Jugendwart Günter König und Ortsbrandmeister Werner Hardekopf haben sich von den Widerständen aber nicht beirren lassen - sie gründeten kurzerhand die Jugendfeuerwehr - und zwar mit Mädchen. 13 Jungen und 12 Mädchen gehörten zu den Gründungsmitgliedern, erzählt Drochtersens Gemeindejugendfeuerwehrwart Ulf König. Er ist der Sohn des 1998 verstorbenen Günter König und trat früh in dessen Fußstapfen. Er ist stolz auf seinen Vater: „Er wurde damals wegen der Aufnahme der Mädchen noch zum Land Niedersachsen zitiert und ihm wurde mit einem Disziplinarverfahren gedroht“, erzählt Ulf König. Sein Vater habe damals nur gesagt: „Sollen sie doch!“.

Ulf König, Antje Funck und Tochter Katrin sowie Jugendfeuerwehrwartin Kim Kristin König (von links). Ihr verstorbener Großvater Günter König kämpfte vor 50 Jahren für eine Jugendfeuerwehr mit Mädchen in Hüll.

Ulf König, Antje Funck und Tochter Katrin sowie Jugendfeuerwehrwartin Kim Kristin König (von links). Ihr verstorbener Großvater Günter König kämpfte vor 50 Jahren für eine Jugendfeuerwehr mit Mädchen in Hüll. Foto: Knappe

Mädchen mussten mit 16 wieder austreten

Die vollzogene Gründung hatte einen Haken: Wegen des Einflusses der übergeordneten Gremien mussten die Mädchen sich dazu bereit erklären, auf eine Übernahme in die Einsatzabteilung zu verzichten. „Immer wieder wurde den Mächen erzählt, dass sie mit 16 Jahren aus der Jugendfeuerwehr austreten müssten. Sie glaubten dieser Aussage“, schreibt die Hüller Ortswehr auf ihrer Internetseite.

Die Mädchen, die 1974 in die Jugendfeuerwehr eintraten, sind längst nicht mehr dabei. Bis 1992 sollte es zur ersten Hüller Feuerwehrfrau dauern: In dem Jahr wechselte mit der damals 16-jährigen Kerstin Schütt, geborene Daß, erstmals ein weibliches Mitglied der Hüller Jugendwehr in die Einsatzabteilung.
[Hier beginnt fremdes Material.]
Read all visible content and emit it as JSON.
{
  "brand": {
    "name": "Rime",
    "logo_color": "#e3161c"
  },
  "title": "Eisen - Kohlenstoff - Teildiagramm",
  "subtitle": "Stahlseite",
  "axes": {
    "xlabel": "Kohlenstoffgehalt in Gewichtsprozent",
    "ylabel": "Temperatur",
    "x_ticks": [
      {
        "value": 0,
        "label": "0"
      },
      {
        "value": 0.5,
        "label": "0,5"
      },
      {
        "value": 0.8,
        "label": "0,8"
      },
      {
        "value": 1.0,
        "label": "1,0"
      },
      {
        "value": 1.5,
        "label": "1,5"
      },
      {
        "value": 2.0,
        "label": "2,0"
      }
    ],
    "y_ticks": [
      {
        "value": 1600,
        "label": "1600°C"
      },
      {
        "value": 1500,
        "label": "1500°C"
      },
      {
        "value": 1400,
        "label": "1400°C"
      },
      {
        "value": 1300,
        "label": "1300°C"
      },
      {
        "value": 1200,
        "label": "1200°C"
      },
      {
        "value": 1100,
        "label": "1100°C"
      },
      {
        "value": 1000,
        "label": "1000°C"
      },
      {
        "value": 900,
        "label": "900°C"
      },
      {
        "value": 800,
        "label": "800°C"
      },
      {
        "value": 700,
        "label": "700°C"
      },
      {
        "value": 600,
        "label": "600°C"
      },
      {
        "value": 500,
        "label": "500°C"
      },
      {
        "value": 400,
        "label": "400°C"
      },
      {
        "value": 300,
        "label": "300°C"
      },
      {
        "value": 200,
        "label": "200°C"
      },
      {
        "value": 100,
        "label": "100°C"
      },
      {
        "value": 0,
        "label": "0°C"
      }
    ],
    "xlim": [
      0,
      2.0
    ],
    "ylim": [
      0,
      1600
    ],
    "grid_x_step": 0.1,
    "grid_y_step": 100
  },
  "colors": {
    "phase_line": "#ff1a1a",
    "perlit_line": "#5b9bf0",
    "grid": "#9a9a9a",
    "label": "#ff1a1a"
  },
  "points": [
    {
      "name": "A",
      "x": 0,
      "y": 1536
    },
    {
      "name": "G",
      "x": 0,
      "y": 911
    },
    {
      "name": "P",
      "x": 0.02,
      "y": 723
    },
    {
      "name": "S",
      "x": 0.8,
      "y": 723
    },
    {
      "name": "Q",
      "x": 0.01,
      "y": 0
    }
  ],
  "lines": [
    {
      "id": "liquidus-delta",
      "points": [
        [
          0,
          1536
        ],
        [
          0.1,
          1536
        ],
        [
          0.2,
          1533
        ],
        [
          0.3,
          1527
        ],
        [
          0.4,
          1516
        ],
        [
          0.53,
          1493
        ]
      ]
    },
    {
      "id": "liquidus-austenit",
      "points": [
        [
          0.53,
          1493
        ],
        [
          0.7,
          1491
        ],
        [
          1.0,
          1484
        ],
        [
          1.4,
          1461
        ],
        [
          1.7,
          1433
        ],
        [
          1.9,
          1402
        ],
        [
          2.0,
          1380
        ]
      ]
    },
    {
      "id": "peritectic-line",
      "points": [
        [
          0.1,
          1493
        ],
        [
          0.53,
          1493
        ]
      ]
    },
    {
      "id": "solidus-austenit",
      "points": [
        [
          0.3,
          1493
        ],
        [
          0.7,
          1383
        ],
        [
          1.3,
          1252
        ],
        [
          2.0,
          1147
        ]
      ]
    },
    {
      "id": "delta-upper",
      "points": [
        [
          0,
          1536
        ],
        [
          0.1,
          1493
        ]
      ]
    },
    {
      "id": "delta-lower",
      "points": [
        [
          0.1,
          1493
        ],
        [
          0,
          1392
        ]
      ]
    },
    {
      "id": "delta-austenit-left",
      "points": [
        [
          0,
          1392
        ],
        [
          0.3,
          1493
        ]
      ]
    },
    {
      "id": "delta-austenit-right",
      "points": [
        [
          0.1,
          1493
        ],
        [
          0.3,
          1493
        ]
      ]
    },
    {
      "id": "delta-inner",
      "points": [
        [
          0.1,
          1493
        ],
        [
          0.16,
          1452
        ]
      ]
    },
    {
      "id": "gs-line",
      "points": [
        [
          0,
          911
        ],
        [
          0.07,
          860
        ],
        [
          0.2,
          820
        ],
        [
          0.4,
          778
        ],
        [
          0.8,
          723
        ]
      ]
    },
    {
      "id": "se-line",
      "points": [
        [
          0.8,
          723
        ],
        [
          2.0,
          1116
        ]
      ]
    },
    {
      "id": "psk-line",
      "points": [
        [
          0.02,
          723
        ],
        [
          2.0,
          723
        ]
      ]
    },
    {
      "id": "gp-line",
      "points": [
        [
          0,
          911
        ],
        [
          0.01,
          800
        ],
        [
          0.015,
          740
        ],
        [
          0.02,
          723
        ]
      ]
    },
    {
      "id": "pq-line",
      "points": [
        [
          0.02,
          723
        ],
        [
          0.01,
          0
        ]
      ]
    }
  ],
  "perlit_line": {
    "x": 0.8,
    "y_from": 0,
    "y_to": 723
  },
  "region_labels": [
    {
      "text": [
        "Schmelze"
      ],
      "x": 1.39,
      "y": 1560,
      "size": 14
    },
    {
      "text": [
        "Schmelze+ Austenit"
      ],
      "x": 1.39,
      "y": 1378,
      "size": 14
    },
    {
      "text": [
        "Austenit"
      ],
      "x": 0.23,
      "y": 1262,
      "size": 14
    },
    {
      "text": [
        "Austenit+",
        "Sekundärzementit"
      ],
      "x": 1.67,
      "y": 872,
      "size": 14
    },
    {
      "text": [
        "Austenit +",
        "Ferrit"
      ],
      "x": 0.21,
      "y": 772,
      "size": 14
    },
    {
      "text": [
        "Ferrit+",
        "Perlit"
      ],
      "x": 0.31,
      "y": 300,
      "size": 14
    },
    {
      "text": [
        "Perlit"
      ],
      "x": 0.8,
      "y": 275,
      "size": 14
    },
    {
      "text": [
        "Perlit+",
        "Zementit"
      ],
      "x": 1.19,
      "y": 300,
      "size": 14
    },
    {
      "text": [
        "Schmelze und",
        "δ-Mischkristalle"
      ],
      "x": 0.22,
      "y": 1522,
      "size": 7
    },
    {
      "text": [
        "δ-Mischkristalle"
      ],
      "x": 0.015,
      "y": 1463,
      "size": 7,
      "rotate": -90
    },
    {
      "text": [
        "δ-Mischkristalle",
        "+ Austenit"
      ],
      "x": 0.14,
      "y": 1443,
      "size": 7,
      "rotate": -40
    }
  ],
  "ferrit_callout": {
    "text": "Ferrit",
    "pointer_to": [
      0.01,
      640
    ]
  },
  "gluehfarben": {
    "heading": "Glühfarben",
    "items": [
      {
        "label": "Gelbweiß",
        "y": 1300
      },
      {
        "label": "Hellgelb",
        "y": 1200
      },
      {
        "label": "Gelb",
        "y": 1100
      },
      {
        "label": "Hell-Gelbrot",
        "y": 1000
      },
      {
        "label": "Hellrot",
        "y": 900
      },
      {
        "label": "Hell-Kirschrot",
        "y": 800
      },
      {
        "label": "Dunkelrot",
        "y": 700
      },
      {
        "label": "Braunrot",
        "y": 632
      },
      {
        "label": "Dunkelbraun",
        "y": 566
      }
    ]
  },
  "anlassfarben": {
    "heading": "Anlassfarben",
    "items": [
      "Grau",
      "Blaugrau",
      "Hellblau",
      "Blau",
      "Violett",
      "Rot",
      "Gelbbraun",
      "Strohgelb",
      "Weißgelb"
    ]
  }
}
Sie war auch die erste Feuerwehrfrau in der Gemeinde Drochtersen.

Berührungsängste hatten sich schnell erledigt

„Ich habe gar nicht in Frage gestellt, ob ich wechsele oder nicht, das war für mich selbstverständlich“, erinnert sich die Pionierin. Sie, ihr Vater, zwei Brüder und später auch ihre jüngere Schwester waren teils zeitgleich in der Feuerwehr. In den ersten eineinhalb Jahren hätten viele der männlichen Kollegen zurückhaltend reagiert - „nicht negativ, aber abwartend“, erinnert sich Kerstin Schütt. Dann waren die Berührungsängste erledigt, sagt sie. Ihre vier Jahre jüngere Schwester Antje Funck ist heute noch Feuerwehrfrau in Hüll - und deren Tochter Kathrin Funck ist seit zwei Jahren bei den Aktiven. Sie liebt „den Adrenalinkick, wenn der Pieper geht und man losrennt. Und dass man hier gemeinsam etwas bewirkt“, erzählt die 18-jährige.

Der 50. Geburtstag der Hüller Jugendfeuerwehr am 12. Juli wird dieses Jahr groß gefeiert. Außerdem wird Hüll am 25. Mai Gastgeber für die Kreisjugendfeuerwehr-Wettbewerbe sein. Da wartet viel Arbeit auf Kim Kristin König. Die 32-Jährige ist die Enkelin von Günter König, dem Gründungs-Jugendwart der Ortswehr. Seit 2022 ist sie selbst Jugendwartin in Hüll - dank der Vorarbeit ihres Großvaters, der sich für die Gleichberechtigung in Hüll stark gemacht hat.